While AI has improved businesses by cutting out menial tasks and advancing healthcare with new technology, it has also been doing something subtle that many people don’t realize: it’s making us lazy. 

Because of platforms like ChatGPT or Photomath, students have been becoming lazier and lazier when it comes to their homework. Students can use ChatGPT to write essays for them, solve their math or science homework problems, and even make fake pictures of anything they want. AI is removing the need for effort, but for what? To save time? Is it worth it?

People are now becoming reliant on AI to do everything for them, and when they realize AI isn’t perfect, they get upset. Instead of trying to figure out how to solve that calculus problem, they ask AI to do it for them. Students can argue that it’s like using a calculator, but AI will give you the entire problem fully written out, not just the final answer. This is the problem.

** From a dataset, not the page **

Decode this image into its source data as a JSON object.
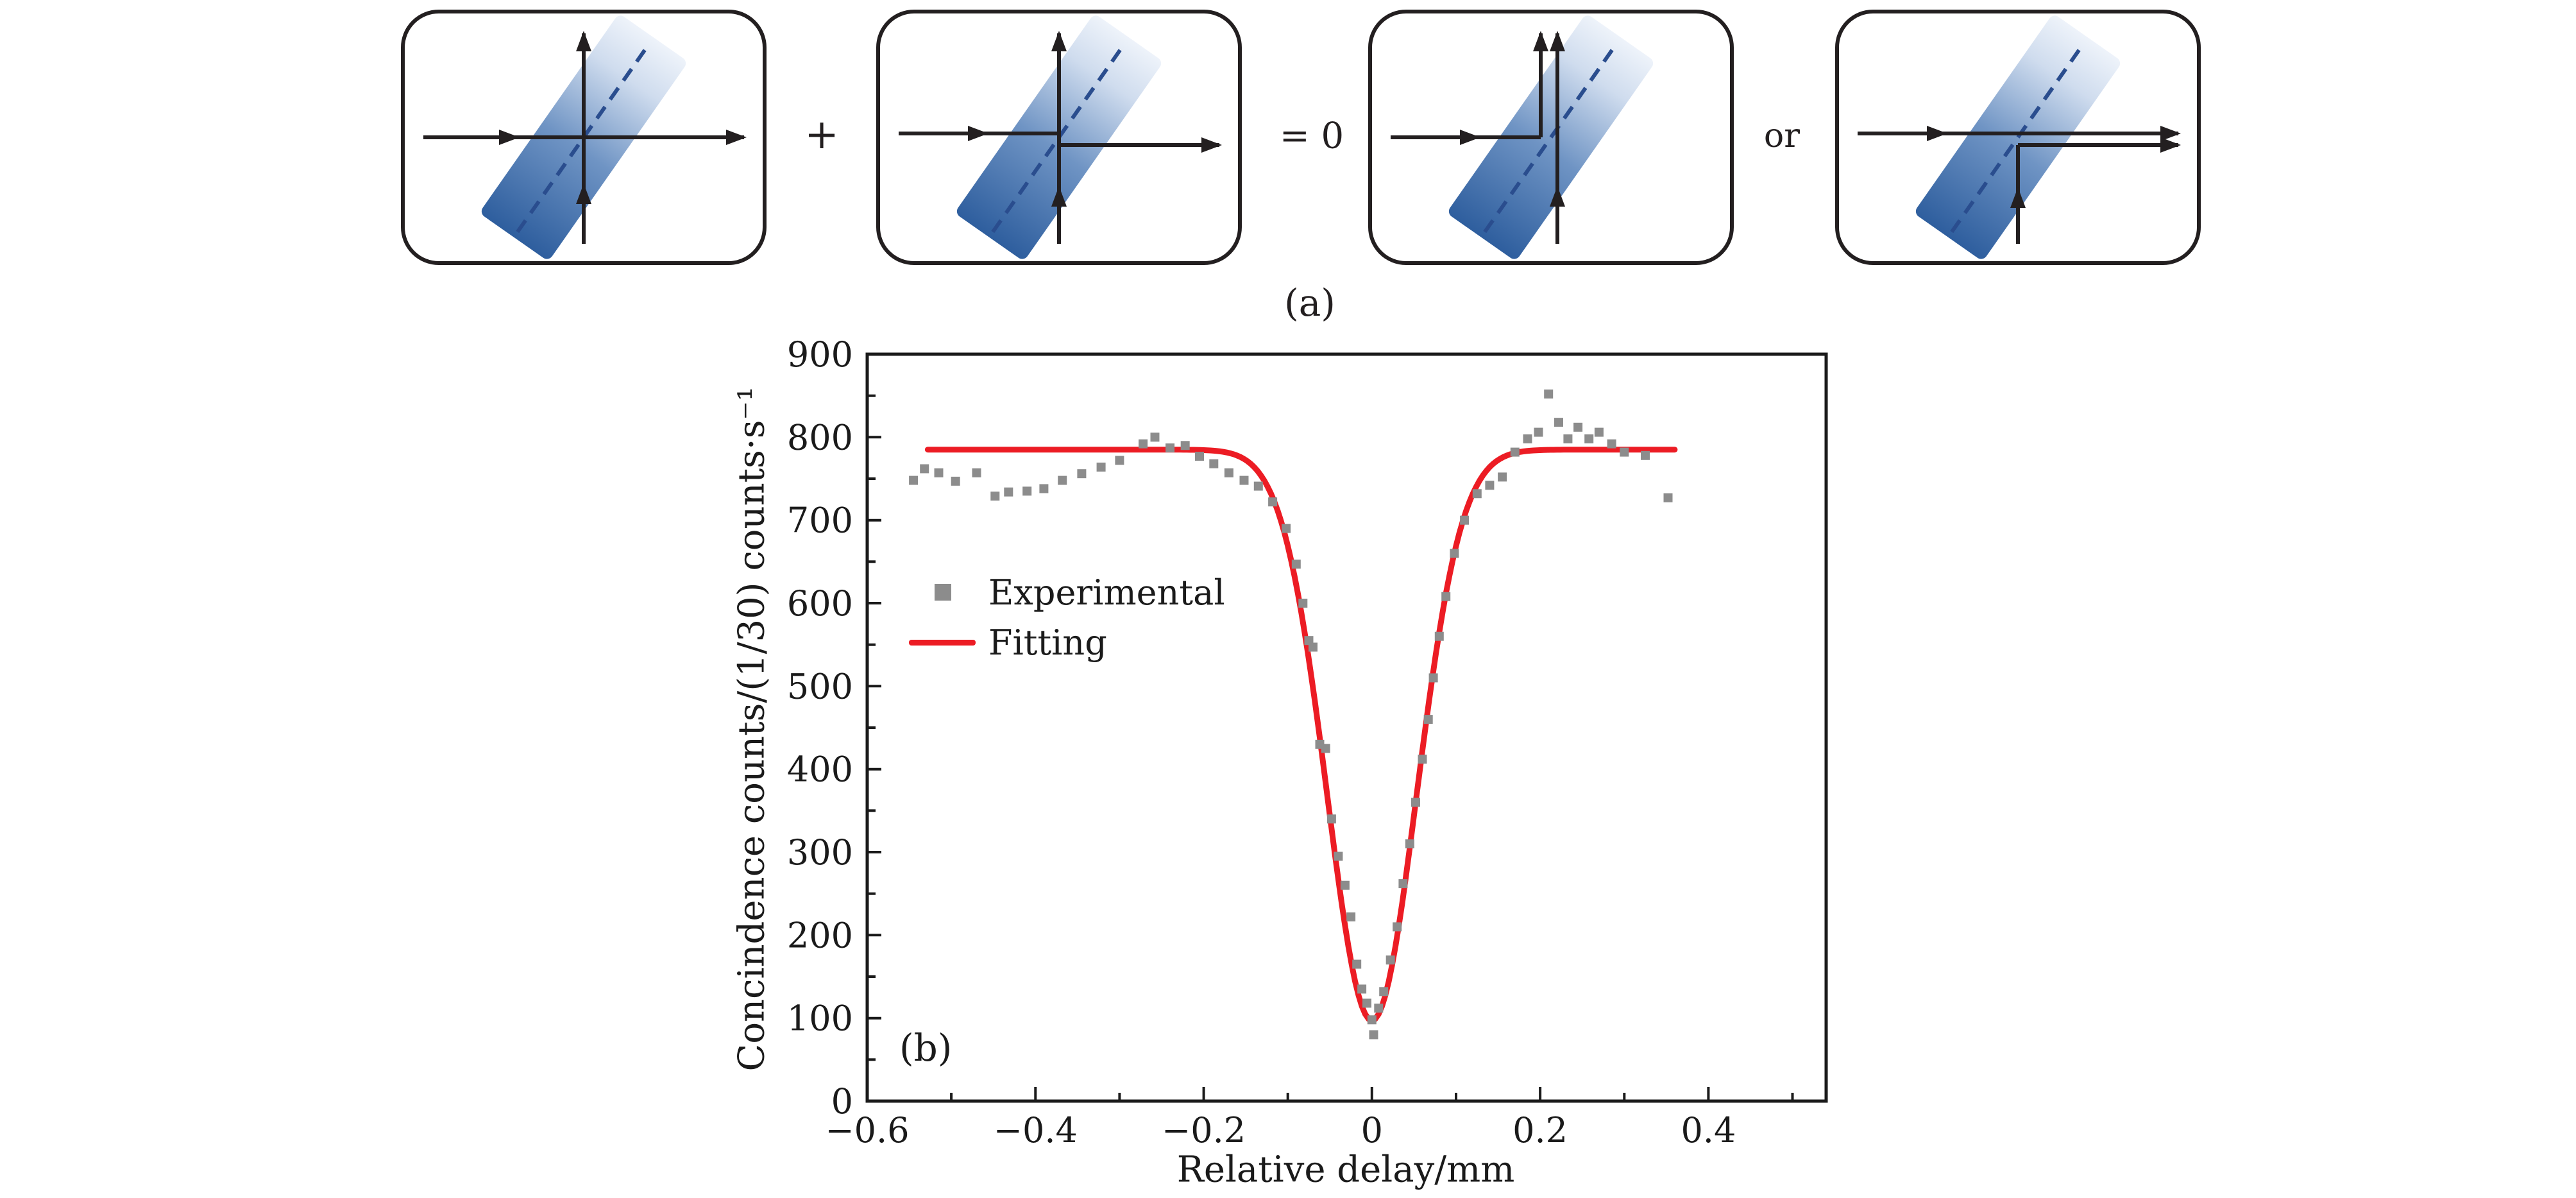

People are getting tired of thinking. People are getting tired of having to figure something out on their own. A teacher even wrote a poem about it! (Look it up. His name is Joseph Fasano, and the poem is called “For a Student Who Used AI to Write a Paper”). Using AI to do something for you entirely is robbing you of what the brain needs and the process of building skill and resilience. Never using a muscle like a bicep will weaken it, and the same thing goes for the brain. 

It’s not just students who are becoming lazy; it’s adults, too! Many adults in the workplace use AI to write their resumes or their emails, and it takes away the human touch that AI can’t bring. Sure, it may be a lot quicker, but it gives a sense of minimal effort throughout the company, which will only become worse and worse. 

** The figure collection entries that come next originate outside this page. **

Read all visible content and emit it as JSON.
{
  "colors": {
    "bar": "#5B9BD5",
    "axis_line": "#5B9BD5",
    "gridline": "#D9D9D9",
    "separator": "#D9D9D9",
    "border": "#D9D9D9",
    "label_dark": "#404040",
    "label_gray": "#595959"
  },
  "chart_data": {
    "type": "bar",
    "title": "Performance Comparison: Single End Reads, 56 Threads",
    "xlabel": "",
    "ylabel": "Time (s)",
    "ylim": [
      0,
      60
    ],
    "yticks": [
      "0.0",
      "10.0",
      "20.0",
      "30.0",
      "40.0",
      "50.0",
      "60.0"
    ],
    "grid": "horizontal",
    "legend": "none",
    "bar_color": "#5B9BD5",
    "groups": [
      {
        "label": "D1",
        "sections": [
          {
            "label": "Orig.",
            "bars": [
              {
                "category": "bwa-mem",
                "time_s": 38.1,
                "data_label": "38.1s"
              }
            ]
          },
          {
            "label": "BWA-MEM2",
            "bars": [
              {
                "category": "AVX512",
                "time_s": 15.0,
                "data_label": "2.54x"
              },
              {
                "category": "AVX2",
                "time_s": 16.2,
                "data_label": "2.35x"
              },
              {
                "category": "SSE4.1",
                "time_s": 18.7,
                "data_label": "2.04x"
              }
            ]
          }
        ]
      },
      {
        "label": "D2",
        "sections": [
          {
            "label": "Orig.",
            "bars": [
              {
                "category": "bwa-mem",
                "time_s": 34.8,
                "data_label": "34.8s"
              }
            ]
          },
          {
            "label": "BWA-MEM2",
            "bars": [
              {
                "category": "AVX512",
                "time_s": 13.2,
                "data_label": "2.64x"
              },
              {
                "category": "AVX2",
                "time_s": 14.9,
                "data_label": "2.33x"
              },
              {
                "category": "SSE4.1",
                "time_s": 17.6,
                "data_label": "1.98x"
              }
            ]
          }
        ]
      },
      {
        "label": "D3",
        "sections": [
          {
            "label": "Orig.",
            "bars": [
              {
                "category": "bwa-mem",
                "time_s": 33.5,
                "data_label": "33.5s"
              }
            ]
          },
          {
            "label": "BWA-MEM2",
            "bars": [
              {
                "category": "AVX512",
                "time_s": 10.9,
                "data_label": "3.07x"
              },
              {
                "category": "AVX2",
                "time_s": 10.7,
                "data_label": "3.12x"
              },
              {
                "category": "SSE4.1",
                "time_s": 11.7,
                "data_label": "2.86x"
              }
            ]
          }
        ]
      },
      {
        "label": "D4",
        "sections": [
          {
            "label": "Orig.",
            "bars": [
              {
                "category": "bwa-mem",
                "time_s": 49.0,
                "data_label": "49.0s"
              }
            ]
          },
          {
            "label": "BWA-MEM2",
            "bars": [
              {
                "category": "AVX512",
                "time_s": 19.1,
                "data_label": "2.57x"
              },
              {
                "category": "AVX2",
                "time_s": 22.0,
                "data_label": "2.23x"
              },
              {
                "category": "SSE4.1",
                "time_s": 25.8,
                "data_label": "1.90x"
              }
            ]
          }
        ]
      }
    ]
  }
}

Now, AI can be helpful in some ways, if people use it with caution. Take inputting data, for instance. That doesn’t necessarily need to be done by a human because it can be tedious and humans can make mistakes, while AI, at least most of the time, wouldn’t in this situation. That is using AI for how it should be used: to improve efficiency. But when people stop struggling, then people stop learning —and that is a problem. 

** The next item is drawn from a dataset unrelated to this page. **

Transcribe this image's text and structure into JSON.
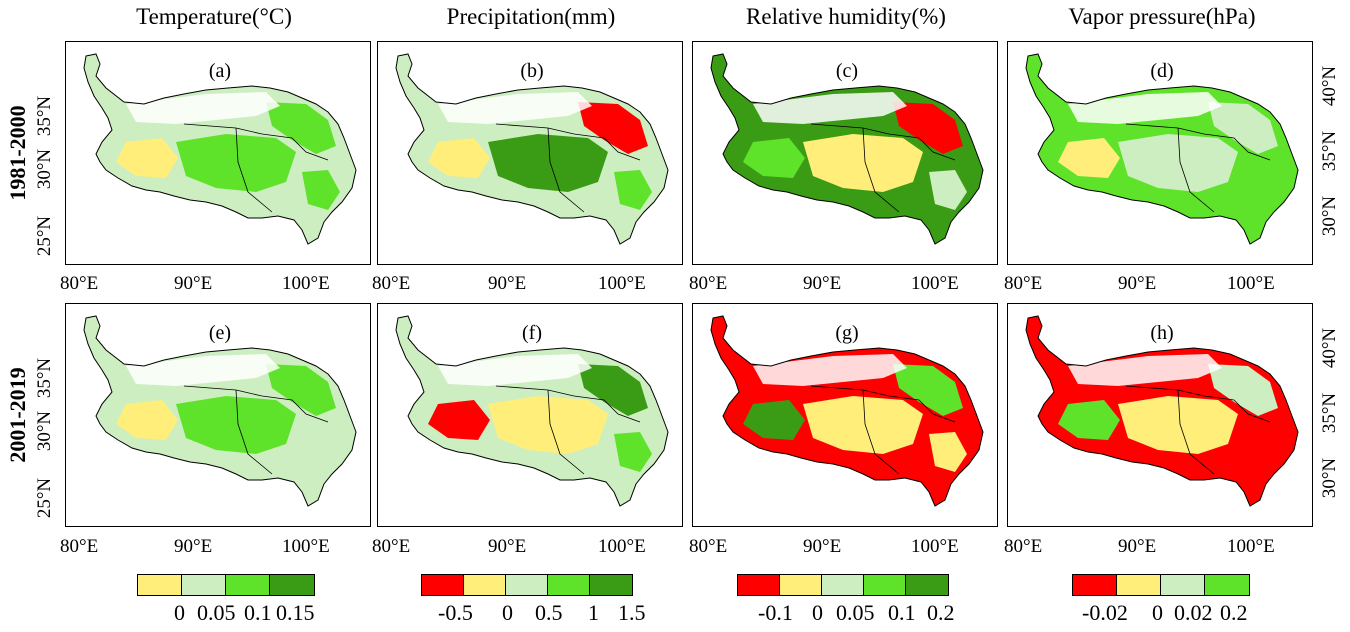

This article isn’t about being anti-technology and going back to the 1900s with no cell phones or television. It’s about showing that people should know when to use AI, and when to do it themselves. AI can be an incredible tool that can be useful in so many ways, but only if it’s used responsibly. When people lean and rely on it too much, they risk losing the special things that make us human. Curiosity, effort, and growth —these are all things that AI can’t bring to the table. AI should be used to enhance our abilities, not erase them entirely. So yes, AI is making us lazy. If we’re not careful, it’ll only make us lazier.